Now I ain't no teacher setting Form 4a discussion subjects, nor am I Russell Harty: the visual similarity is pure coincidence. This was their chat show, so l only offered as a starter for ten, a thumb-nail theory of how electronics might have leapt over the fence in the Sixties into rock. Which I still find surprising.
 
"Do you?" The first confrontationist volley from Genesis. "It's obvious." West Coast experimentalist Boyd says. "It would seem obvious that someone would take it electronics and water it down to make it commercial. I think there were certain people in electronic music who made it more repetitive, like Kraftwerk, they made it a bit more ordinary. And people took that as a point of departure."
 
"I think the music follows the technology," Genesis counters. "Musicians see things around them and play with them, like toys, to start with.
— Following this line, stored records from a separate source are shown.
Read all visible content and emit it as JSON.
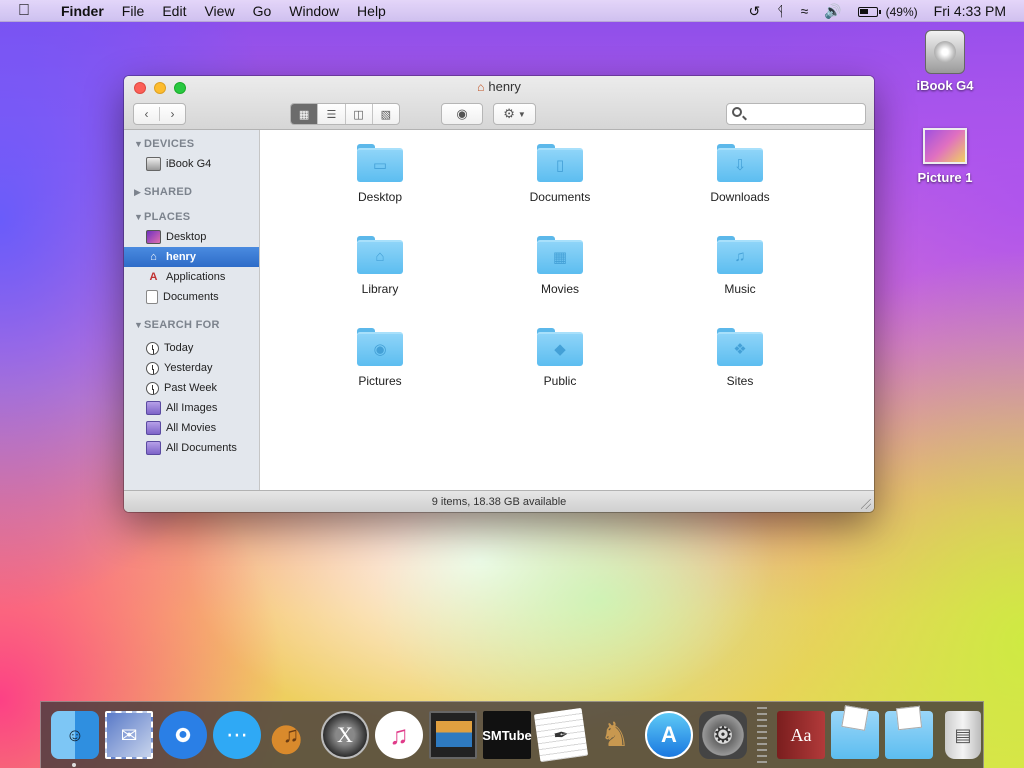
{
  "menubar": {
    "apple_icon": "apple-icon",
    "items": [
      "Finder",
      "File",
      "Edit",
      "View",
      "Go",
      "Window",
      "Help"
    ],
    "battery": "(49%)",
    "clock": "Fri 4:33 PM"
  },
  "desktop": {
    "icons": [
      {
        "label": "iBook G4",
        "icon": "hard-disk-icon"
      },
      {
        "label": "Picture 1",
        "icon": "image-file-icon"
      }
    ]
  },
  "window": {
    "title": "henry",
    "search": {
      "value": "",
      "placeholder": ""
    },
    "sidebar": {
      "devices_header": "DEVICES",
      "devices": [
        "iBook G4"
      ],
      "shared_header": "SHARED",
      "places_header": "PLACES",
      "places": [
        "Desktop",
        "henry",
        "Applications",
        "Documents"
      ],
      "selected_place": "henry",
      "search_header": "SEARCH FOR",
      "searches": [
        "Today",
        "Yesterday",
        "Past Week",
        "All Images",
        "All Movies",
        "All Documents"
      ]
    },
    "items": [
      {
        "name": "Desktop",
        "icon": "desktop-folder-icon"
      },
      {
        "name": "Documents",
        "icon": "documents-folder-icon"
      },
      {
        "name": "Downloads",
        "icon": "downloads-folder-icon"
      },
      {
        "name": "Library",
        "icon": "library-folder-icon"
      },
      {
        "name": "Movies",
        "icon": "movies-folder-icon"
      },
      {
        "name": "Music",
        "icon": "music-folder-icon"
      },
      {
        "name": "Pictures",
        "icon": "pictures-folder-icon"
      },
      {
        "name": "Public",
        "icon": "public-folder-icon"
      },
      {
        "name": "Sites",
        "icon": "sites-folder-icon"
      }
    ],
    "status": "9 items, 18.38 GB available"
  },
  "dock": {
    "apps": [
      "Finder",
      "Mail",
      "Adium",
      "Messages",
      "GarageBand",
      "Mac OS X",
      "iTunes",
      "Photo Booth",
      "SMTube",
      "TextEdit",
      "Chess",
      "App Store",
      "System Preferences"
    ],
    "smtube_label": "SMTube",
    "dictionary_label": "Aa"
  },
  "colors": {
    "selection": "#2e6cc8",
    "folder": "#5cbdf0",
    "close": "#fc5f57",
    "minimize": "#fdbc2e",
    "zoom": "#28c840"
  }
}
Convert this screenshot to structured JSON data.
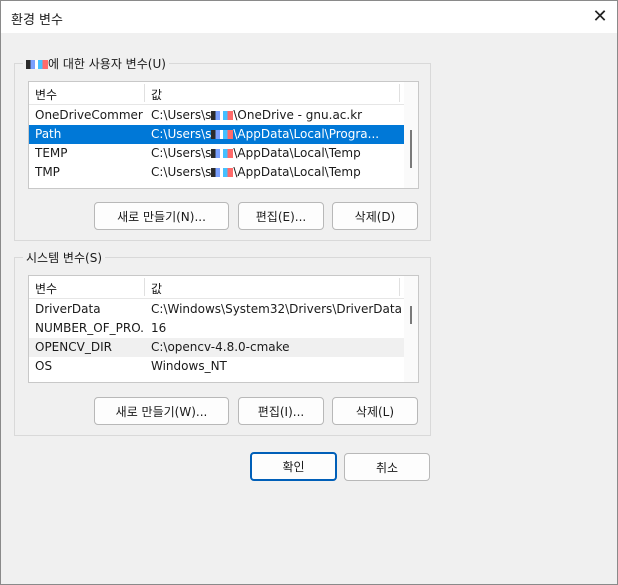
{
  "window": {
    "title": "환경 변수"
  },
  "user_group": {
    "label_suffix": "에 대한 사용자 변수(U)",
    "col_name": "변수",
    "col_value": "값",
    "rows": [
      {
        "name": "OneDriveCommer...",
        "value_pre": "C:\\Users\\s",
        "value_post": "\\OneDrive - gnu.ac.kr"
      },
      {
        "name": "Path",
        "value_pre": "C:\\Users\\s",
        "value_post": "\\AppData\\Local\\Progra..."
      },
      {
        "name": "TEMP",
        "value_pre": "C:\\Users\\s",
        "value_post": "\\AppData\\Local\\Temp"
      },
      {
        "name": "TMP",
        "value_pre": "C:\\Users\\s",
        "value_post": "\\AppData\\Local\\Temp"
      }
    ],
    "btn_new": "새로 만들기(N)...",
    "btn_edit": "편집(E)...",
    "btn_delete": "삭제(D)"
  },
  "system_group": {
    "label": "시스템 변수(S)",
    "col_name": "변수",
    "col_value": "값",
    "rows": [
      {
        "name": "DriverData",
        "value": "C:\\Windows\\System32\\Drivers\\DriverData"
      },
      {
        "name": "NUMBER_OF_PRO...",
        "value": "16"
      },
      {
        "name": "OPENCV_DIR",
        "value": "C:\\opencv-4.8.0-cmake"
      },
      {
        "name": "OS",
        "value": "Windows_NT"
      }
    ],
    "btn_new": "새로 만들기(W)...",
    "btn_edit": "편집(I)...",
    "btn_delete": "삭제(L)"
  },
  "footer": {
    "ok": "확인",
    "cancel": "취소"
  },
  "colors": {
    "selection": "#0078d7",
    "primary_border": "#005fb8"
  }
}
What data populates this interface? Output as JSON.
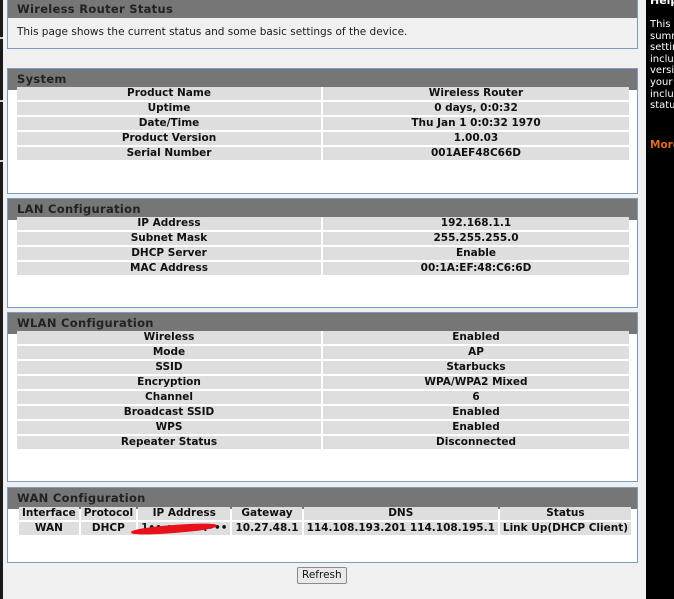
{
  "status": {
    "title": "Wireless Router Status",
    "description": "This page shows the current status and some basic settings of the device."
  },
  "system": {
    "title": "System",
    "rows": [
      {
        "label": "Product Name",
        "value": "Wireless Router"
      },
      {
        "label": "Uptime",
        "value": "0 days, 0:0:32"
      },
      {
        "label": "Date/Time",
        "value": "Thu Jan 1 0:0:32 1970"
      },
      {
        "label": "Product Version",
        "value": "1.00.03"
      },
      {
        "label": "Serial Number",
        "value": "001AEF48C66D"
      }
    ]
  },
  "lan": {
    "title": "LAN Configuration",
    "rows": [
      {
        "label": "IP Address",
        "value": "192.168.1.1"
      },
      {
        "label": "Subnet Mask",
        "value": "255.255.255.0"
      },
      {
        "label": "DHCP Server",
        "value": "Enable"
      },
      {
        "label": "MAC Address",
        "value": "00:1A:EF:48:C6:6D"
      }
    ]
  },
  "wlan": {
    "title": "WLAN Configuration",
    "rows": [
      {
        "label": "Wireless",
        "value": "Enabled"
      },
      {
        "label": "Mode",
        "value": "AP"
      },
      {
        "label": "SSID",
        "value": "Starbucks"
      },
      {
        "label": "Encryption",
        "value": "WPA/WPA2 Mixed"
      },
      {
        "label": "Channel",
        "value": "6"
      },
      {
        "label": "Broadcast SSID",
        "value": "Enabled"
      },
      {
        "label": "WPS",
        "value": "Enabled"
      },
      {
        "label": "Repeater Status",
        "value": "Disconnected"
      }
    ]
  },
  "wan": {
    "title": "WAN Configuration",
    "headers": [
      "Interface",
      "Protocol",
      "IP Address",
      "Gateway",
      "DNS",
      "Status"
    ],
    "row": {
      "interface": "WAN",
      "protocol": "DHCP",
      "ip_address": "1••.•••.••.•••",
      "gateway": "10.27.48.1",
      "dns": "114.108.193.201 114.108.195.1",
      "status": "Link Up(DHCP Client)"
    }
  },
  "actions": {
    "refresh_label": "Refresh"
  },
  "help": {
    "title": "Helpful Hints..",
    "text": "This page displays a summary of the settings of your router, including firmware version, a summary of your Internet settings including connection status.",
    "more_label": "More..."
  },
  "colors": {
    "header_bg": "#767676",
    "border": "#7d9bbf",
    "row_bg": "#dedede",
    "help_bg": "#000000",
    "more_link": "#e06a1f",
    "redaction": "#e8101a"
  }
}
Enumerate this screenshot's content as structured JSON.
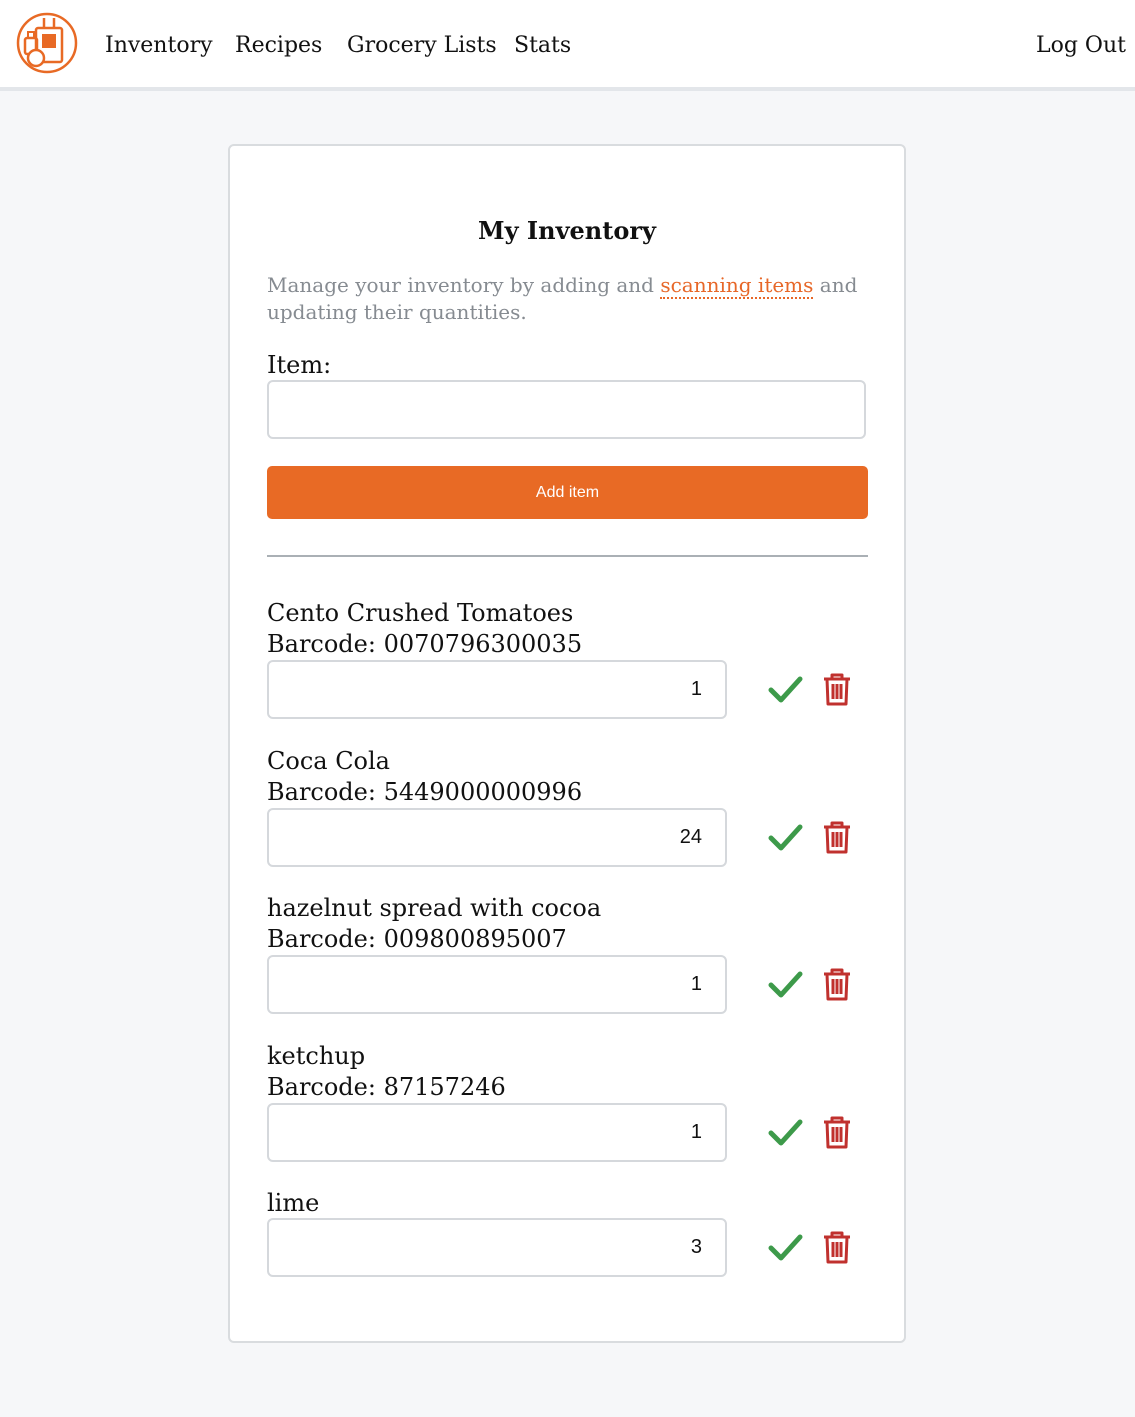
{
  "nav": {
    "logo_icon": "grocery-bag-logo-icon",
    "links": [
      "Inventory",
      "Recipes",
      "Grocery Lists",
      "Stats"
    ],
    "logout": "Log Out"
  },
  "card": {
    "title": "My Inventory",
    "description_before": "Manage your inventory by adding and ",
    "description_link": "scanning items",
    "description_after": " and updating their quantities.",
    "item_label": "Item:",
    "item_input_value": "",
    "add_button": "Add item"
  },
  "inventory": [
    {
      "name": "Cento Crushed Tomatoes",
      "barcode": "Barcode: 0070796300035",
      "quantity": "1"
    },
    {
      "name": "Coca Cola",
      "barcode": "Barcode: 5449000000996",
      "quantity": "24"
    },
    {
      "name": "hazelnut spread with cocoa",
      "barcode": "Barcode: 009800895007",
      "quantity": "1"
    },
    {
      "name": "ketchup",
      "barcode": "Barcode: 87157246",
      "quantity": "1"
    },
    {
      "name": "lime",
      "barcode": "",
      "quantity": "3"
    }
  ],
  "colors": {
    "accent": "#e86a25",
    "check": "#3d9a4a",
    "trash": "#c0312e"
  },
  "icons": {
    "save": "check-icon",
    "delete": "trash-icon"
  }
}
Some of them push it to extremes and mutate it, or stick it together in a way no-one else did. I think that all the people who are here do is play music that is amplified. I don't think it's electronic music. That implies some kinda Stockhausen."
 

 
Why?
"It all started with Stockhausen," Boyd risks. Genesis adds: "The phrase electronic music implies, to me, a very intellectual, academic approach that goes into the very precious classic Deutsche Grammophon (thing)." Boyd continues the duet: "People seem to be too conscious that they're working with electronics and they get too involved in electronic music. It's like surf music or something, singing songs about surfing or about electronics or technology. It seems real kind of trite. It seems like a lot of them are either pretending to be alienated by technology, or to love technology."
 
Genesis couldn't have got a better cue to fire across the League's bows, and he asks: "Was it you (The League) in the daily papers a year ago saying you'd heard of this great new instrument called the synthesiser?"
 
It was probably Gary Numan. But the League don't answer anyway. But doesn't anyone see some link back to the avant-garde?
 
"It's mostly rock people using electronics to produce rock stuff," Nash offers. You mean they've just appeared and sound like the antecedents they claim the don't have? "l'm sure." He continues "some of the main people in the electronic scene were more different, form-wise and stuff, and I think the popularisers. Numan and Foxx, just take a few of the elements and add them to the commercial."
 
"That's the way it's going" Boyd charges "And it's probably going to get worse and worse. Now there's a whole market of people listening to stuff like that and they're going to be thinking I want to do something like that".
 
The far from Kittenish Karl has even grimmer news. "A lot of the 'movement' is a money-based thing, in that a lot of the equipment to make the sounds has become a lot cheaper". Genesis sings the praises of the budget-priced Wasp synthesiser, which has "liberated" both the music and the musician by its cheapness and availability. "The great thing about the Wasp is that… people like us, we haven't gone on about it being ten years on the road, paying your dues, learning the chords. So they (the kids) don't feel intimidated. You don't need any great knowledge before you can twiddle on a Wasp. But that doesn't mean they're all going to produce something wonderful."
 
To drag you all back to the original subject, would any of you care to agree with, disagree with or completely ignore the possibility that there are two distinct steams in electronics - the populist and the experimental?
 
Characteristically, all but Chris Carter (one of the few Voices Of Reason present) choose the third option. "There are definitely two camps in the so-called electronic music field," Chris says. "You've got the John Foxx, Gary Numan, Orchestral Manoeuvres type, and you've got... the people in this room and they're completely different, I don't know about the Human League."